Louis-Cesare looked a little startled to have a furious redhead suddenly in his face, possibly because we’d just reentered the castle, the stairs weaving their way back inside, and his eyes took a moment to adjust from the blinding glare. Or because Claire seemed a little . . . tense . . . today. And we’d just seen what a tense dragon could do.
“No,” he said, blinking at her. “But—”
“Then maybe it failed to cross your mind that some people don’t want to be involved in said war? And that my father choosing to align with your Senate wasn’t universally popular?”
“How could I know that?” he asked, somewhat reasonably. “You have never mentioned it before.”
“I didn’t think it would matter! There’s only three of us. And we’re not here on war business. We’re just trying to find Dorina and get the hell out—”
“Only some people don’t believe that,” I guessed, and she nodded, pushing random curls out of her face.
“Our arrival couldn’t have come at a worse time. There’s a debate raging about the war, with some people wanting to stay out, others leaning toward helping our side, and still more who rumors say have joined Aeslinn’s,” she said, talking about the light fey king who had started the current hostilities. “A few of the other houses—”
“There are other houses?” Louis-Cesare interrupted.
Claire shot him an impatient look. “Of course. Did you think that we were the only group of dragonkind to have—” She stopped to allow a couple of plump old women to pass by.

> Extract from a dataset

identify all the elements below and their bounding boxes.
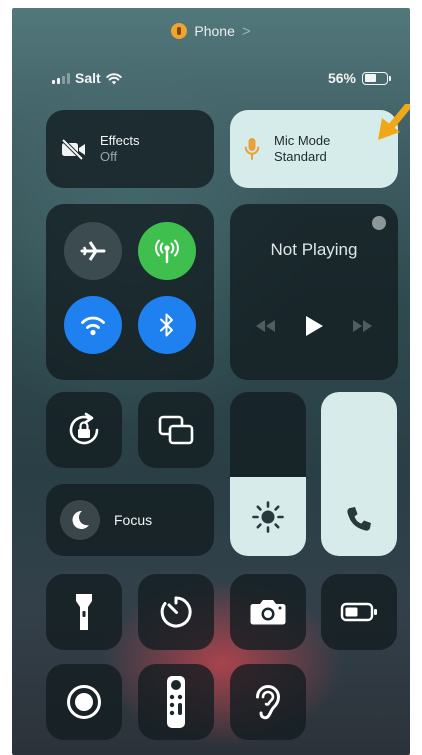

Or plump old somethings, because while the two looked like harmless grandmas of the Tweety Bird variety, with wispy white hair done up in identical buns on the tops of their heads and long black dresses with starched white aprons, they didn’t move like it. They didn’t walk down the corridor so much as hop, even before reaching the stairs. And when they turned their heads, it was with odd, bird-like motions.
But compared to the dragons, who were seven and eight feet tall with body builders’ physiques even in human form, they seemed pretty normal. I watched them head down the stairs, my eyes glad to have something familiar to focus on for a change. And felt my spine begin to unclench somewhat.
Until I glimpsed three-toed bird feet when one of the dresses fluttered up on a hop.